The fact that foreign workers in Nokia were paid up to 50-70 percent less than their Finnish counterparts is alarming. And that is just Nokia. What transpires in other companies and workplaces and in other sectors can only be left to the imagination. If more inspections are carried out as intended by the Regional State Administrative Agency I believe there will be more shocking revelations that would damage Finland's reputation among countries that pride themselves as champions of equality.

According to Korkeamäki et al (2003), women in the Finnish labour market take home 15-30 percent less wages than men. According to Yle, studies show that women in the Nordic country earn on average 18 percent less than men. I reckon the average is higher among foreigners. This is not to say wage discrimination against women is not an important subject; it is to say that wage discrimination among other vulnerable minority groups like foreigners is equally important and worth looking into. After all, it has been said that "injustice anywhere is a threat to justice everywhere." Selective outrage to cases of discrimination is in itself discriminatory.

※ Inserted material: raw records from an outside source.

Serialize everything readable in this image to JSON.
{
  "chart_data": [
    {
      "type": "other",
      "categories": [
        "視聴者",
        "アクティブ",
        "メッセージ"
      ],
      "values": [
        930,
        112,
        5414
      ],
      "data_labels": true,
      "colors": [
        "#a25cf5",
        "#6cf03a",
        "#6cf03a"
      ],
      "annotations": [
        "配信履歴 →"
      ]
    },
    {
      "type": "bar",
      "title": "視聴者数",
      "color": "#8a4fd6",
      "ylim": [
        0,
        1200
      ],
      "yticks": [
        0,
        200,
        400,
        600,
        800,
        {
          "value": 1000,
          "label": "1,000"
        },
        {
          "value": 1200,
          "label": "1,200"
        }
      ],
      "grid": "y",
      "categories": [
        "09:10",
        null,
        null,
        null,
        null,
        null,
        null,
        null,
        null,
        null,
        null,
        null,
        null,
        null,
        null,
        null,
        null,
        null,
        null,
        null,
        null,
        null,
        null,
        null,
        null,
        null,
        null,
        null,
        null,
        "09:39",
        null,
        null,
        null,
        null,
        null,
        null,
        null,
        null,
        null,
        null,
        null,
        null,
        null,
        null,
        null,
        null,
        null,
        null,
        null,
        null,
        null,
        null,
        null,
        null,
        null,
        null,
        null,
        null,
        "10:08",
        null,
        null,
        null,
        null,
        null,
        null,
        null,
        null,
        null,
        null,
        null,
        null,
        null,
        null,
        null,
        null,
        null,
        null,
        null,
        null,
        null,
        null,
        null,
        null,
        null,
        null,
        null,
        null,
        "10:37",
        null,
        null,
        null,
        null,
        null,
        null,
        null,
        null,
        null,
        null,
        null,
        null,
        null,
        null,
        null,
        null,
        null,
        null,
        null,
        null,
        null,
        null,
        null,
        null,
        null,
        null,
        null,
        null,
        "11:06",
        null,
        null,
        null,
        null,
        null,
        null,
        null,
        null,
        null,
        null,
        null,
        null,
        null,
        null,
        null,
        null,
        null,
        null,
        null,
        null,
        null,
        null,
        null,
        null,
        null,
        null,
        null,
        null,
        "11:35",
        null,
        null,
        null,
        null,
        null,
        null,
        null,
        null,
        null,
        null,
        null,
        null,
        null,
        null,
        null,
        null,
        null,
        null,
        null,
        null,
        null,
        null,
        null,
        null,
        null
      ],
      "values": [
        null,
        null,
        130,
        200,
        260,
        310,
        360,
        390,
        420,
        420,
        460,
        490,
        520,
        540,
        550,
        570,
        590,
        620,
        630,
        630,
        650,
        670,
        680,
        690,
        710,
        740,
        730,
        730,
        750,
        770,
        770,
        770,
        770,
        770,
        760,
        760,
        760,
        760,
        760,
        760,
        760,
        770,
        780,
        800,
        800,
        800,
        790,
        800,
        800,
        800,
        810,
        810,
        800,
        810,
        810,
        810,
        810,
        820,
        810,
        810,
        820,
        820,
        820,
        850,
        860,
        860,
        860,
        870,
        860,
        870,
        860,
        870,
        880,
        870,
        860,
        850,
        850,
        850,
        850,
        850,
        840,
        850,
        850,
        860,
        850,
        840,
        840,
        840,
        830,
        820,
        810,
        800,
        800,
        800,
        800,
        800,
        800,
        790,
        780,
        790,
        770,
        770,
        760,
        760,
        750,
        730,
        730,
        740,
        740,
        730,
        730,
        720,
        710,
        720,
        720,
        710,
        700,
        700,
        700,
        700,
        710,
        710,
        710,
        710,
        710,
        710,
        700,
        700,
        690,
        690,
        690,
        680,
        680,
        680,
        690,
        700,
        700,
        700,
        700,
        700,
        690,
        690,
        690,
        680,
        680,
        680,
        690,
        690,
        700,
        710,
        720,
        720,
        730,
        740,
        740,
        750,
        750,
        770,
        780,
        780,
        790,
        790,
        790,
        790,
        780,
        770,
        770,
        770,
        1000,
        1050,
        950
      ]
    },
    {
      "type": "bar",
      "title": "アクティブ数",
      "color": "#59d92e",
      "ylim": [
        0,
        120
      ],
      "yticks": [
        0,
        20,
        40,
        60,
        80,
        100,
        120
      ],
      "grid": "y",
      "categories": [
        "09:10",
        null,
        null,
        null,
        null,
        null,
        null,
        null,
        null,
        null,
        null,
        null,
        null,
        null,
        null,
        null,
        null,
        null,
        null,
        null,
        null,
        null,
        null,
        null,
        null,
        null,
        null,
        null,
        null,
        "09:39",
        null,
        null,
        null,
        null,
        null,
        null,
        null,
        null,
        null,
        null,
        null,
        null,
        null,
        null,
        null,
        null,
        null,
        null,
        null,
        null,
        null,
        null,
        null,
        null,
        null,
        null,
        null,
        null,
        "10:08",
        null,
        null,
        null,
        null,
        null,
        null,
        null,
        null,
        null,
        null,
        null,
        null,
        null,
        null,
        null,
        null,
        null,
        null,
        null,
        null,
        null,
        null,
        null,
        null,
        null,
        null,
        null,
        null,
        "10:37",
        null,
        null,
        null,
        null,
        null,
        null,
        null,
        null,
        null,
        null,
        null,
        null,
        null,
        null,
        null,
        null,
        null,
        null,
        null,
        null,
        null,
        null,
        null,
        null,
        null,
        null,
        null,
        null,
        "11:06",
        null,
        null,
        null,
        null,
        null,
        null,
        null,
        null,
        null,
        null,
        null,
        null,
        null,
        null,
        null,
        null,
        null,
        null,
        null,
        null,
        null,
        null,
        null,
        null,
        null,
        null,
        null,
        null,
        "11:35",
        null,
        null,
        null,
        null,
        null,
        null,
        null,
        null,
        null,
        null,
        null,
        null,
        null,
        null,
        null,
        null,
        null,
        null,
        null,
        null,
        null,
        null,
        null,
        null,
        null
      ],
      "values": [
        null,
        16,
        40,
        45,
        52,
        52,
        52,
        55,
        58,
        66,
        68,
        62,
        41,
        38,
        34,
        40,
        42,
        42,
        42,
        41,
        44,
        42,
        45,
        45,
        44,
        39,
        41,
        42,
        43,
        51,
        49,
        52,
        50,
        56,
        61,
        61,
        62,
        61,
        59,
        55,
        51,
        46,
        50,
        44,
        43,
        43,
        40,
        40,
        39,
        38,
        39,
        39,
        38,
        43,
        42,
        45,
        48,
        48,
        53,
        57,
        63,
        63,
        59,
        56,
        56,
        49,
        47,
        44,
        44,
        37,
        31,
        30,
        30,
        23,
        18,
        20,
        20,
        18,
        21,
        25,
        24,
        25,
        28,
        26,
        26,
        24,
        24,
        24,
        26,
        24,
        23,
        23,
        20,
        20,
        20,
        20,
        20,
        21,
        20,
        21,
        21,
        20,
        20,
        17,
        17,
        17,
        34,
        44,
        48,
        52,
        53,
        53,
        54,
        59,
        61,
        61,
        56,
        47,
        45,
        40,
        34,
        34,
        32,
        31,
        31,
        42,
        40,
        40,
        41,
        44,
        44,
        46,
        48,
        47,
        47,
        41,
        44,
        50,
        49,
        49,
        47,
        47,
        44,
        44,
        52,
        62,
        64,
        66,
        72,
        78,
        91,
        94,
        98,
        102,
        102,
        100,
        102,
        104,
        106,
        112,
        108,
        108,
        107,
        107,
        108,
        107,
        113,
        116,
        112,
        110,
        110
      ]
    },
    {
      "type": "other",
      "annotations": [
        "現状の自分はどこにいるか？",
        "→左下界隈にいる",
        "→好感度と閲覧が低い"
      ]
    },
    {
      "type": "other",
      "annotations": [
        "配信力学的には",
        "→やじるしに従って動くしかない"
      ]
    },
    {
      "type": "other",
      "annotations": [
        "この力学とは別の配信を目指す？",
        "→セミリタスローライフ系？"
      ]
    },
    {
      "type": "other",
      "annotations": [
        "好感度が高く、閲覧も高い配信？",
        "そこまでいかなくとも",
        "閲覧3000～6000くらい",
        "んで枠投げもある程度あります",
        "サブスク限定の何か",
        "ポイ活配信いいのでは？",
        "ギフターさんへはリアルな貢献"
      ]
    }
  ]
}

It is unfortunate and unjust that Nokia seems to have, more or less, gotten away with such a scandalous violation of national and international human rights standards on equality and non-discrimination with a mere slap on the wrist in the form of a warning. Imagine a world where all offenders got away with warnings. A satisfactory consequence of such a blatant transgression, I think, would be reparation to victims - in addition to punitive measures. The near-silence on the matter by Finnish civil society and equality advocates - many of whom are usually vocal on matters of inequality, especially when it involves women - is telling. Perhaps the muted response by the Finnish public is because victims of the violation are foreigners. Perhaps Finnish society and the powers that be would have been more concerned and outraged if the affected workers were Finns - or women. Fortunately or unfortunately, Finnish workers were not adversely affected by the scandal -- they in fact earned 50-70 percent more than their foreign counterparts, according to Yle.